Most Annoying Character
The Brady Bunch: Alice’s cousin Emma, the substitute housekeeper (too strict)
The Bradys: Marcia’s husband, Wally (chronically unemployable)
Married…With Children: Steve (supercilious)
Thirtysomething: Ellyn (goes through Hope’s drawers, babbles, changes hairstyle every other week, generally mistreats her friends)
The Flintstones: Mr. Slate (bossy)

Attitude Toward Sex
The Brady Bunch: Never heard of it
The Bradys: Omigod — even Cindy does it!
Married…With Children: Peg: Yes. Al: No.
Thirtysomething: They didn’t get all those kids by accident.
The Flintstones: Prehistoric

How Spouses Fight
The Brady Bunch: They don’t.
The Bradys: Infrequently, but it happens
Married…With Children: Tooth and nail
Thirtysomething: They stop talking
The Flintstones: Fred and Barney go bowling while Wilma and Betty max out their charge cards.

How Kids Get Into Trouble
The Brady Bunch: Greg takes a puff of a cigarette.
The Bradys: Carol’s grandson steals her business cards and sticks them in the spokes of Bobby’s wheelchair.
Married…With Children: By committing felonies
Thirtysomething: Ethan plays with a forbidden toy rocket.
The Flintstones: They don’t.

How They’re Punished

The Brady Bunch: ”It’s not what you did, honey — it’s that you couldn’t come to us.”
The Bradys ”Next time, ask.”
Married…With Children: By the authorities
Thirtysomething: It blows up in his face.
The Flintstones: They’re not.

What Family Does For Fun
The Brady Bunch: Takes special three-part vacations to Hawaii and the Grand Canyon
The Bradys: Has flashbacks
Married…With Children: Exchanges insults
Thirtysomething: Talks
The Flintstones: Attends showings of The Monster at the Bedrock Drive-In

Unsolved Mysteries
The Brady Bunch: How exactly did Carol’s first husband and Mike’s first wife die?
The Bradys: What’s with Marcia’s new face and Bobby’s blonde hair
Married…With Children: What kind of hair spray does Peg use?
Thirtysomething: Why did Nancy take Elliot back? What do Gary and Susanna see in each other?
The Flintstones: How does Barney’s shirt stay on if he has no shoulders? Where do Fred and Wilma plug in their TV?

Worst Behavior
The Brady Bunch: The Brady children once made Alice feel under-appreciated.

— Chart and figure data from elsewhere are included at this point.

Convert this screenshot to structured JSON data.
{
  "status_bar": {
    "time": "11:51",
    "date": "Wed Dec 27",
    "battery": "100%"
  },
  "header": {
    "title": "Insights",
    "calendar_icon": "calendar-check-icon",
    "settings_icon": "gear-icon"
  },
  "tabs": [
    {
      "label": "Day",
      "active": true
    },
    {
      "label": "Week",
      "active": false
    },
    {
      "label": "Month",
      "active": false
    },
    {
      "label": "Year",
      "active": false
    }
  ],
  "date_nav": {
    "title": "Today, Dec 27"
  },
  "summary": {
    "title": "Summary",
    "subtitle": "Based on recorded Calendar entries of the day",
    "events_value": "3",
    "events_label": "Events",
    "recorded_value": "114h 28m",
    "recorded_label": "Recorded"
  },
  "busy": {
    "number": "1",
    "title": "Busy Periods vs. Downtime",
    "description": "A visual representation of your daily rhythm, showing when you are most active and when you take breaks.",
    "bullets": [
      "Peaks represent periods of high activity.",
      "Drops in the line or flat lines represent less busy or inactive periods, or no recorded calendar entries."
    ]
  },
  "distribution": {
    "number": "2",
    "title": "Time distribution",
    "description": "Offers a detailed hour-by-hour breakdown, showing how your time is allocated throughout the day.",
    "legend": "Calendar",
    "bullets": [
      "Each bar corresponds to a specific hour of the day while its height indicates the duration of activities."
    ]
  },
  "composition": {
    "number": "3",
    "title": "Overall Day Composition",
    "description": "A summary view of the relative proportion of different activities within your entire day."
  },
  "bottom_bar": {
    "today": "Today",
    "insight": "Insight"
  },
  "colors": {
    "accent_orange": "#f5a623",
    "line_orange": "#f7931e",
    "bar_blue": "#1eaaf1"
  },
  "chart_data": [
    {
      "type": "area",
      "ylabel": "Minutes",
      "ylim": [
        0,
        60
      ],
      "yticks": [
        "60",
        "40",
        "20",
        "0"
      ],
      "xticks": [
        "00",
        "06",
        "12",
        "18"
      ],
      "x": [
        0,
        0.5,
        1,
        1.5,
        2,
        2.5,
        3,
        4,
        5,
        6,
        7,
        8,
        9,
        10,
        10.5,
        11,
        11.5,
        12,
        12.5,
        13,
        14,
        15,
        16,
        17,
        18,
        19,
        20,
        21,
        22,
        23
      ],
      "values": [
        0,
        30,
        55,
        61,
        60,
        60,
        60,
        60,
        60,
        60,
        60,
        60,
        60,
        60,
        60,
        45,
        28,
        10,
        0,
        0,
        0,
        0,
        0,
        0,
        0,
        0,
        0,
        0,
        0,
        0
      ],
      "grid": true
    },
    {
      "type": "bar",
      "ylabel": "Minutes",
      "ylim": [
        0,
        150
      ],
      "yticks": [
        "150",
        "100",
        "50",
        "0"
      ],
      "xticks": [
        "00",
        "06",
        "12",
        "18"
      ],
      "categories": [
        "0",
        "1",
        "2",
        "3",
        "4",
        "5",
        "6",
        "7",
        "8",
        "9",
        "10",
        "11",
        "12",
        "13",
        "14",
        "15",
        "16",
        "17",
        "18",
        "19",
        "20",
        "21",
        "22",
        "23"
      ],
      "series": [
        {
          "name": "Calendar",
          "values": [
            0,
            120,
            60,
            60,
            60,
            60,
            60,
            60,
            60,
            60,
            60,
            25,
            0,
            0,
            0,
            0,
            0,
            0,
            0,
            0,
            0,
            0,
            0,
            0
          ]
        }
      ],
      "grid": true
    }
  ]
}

The Bradys: Marcia’s son Mickey watches Bobby’s car-crash tape for fun.
Married…With Children: The Bundy’s kill their neighbor’s dog.
Thirtysomething: Elliot has an affair and talks about it.
The Flintstones: Characters don’t wear under-clothes.

Best Reason To Watch
The Brady Bunch: This is what life should be.
The Bradys: They’re all grown-ups now!
Married…With Children: Terry Rakolta hates it.
Thirtysomething (Tie) This is your life. This isn’t your life.
The Flintstones: This is what life might have been.

Best Reason Not To Watch
The Brady Bunch: Blurred vision from rerun overdoses.
The Bradys: You’re all grown-ups now.
Married…With Children: She has a point.
Thirtysomething: After a while, you think it’s real.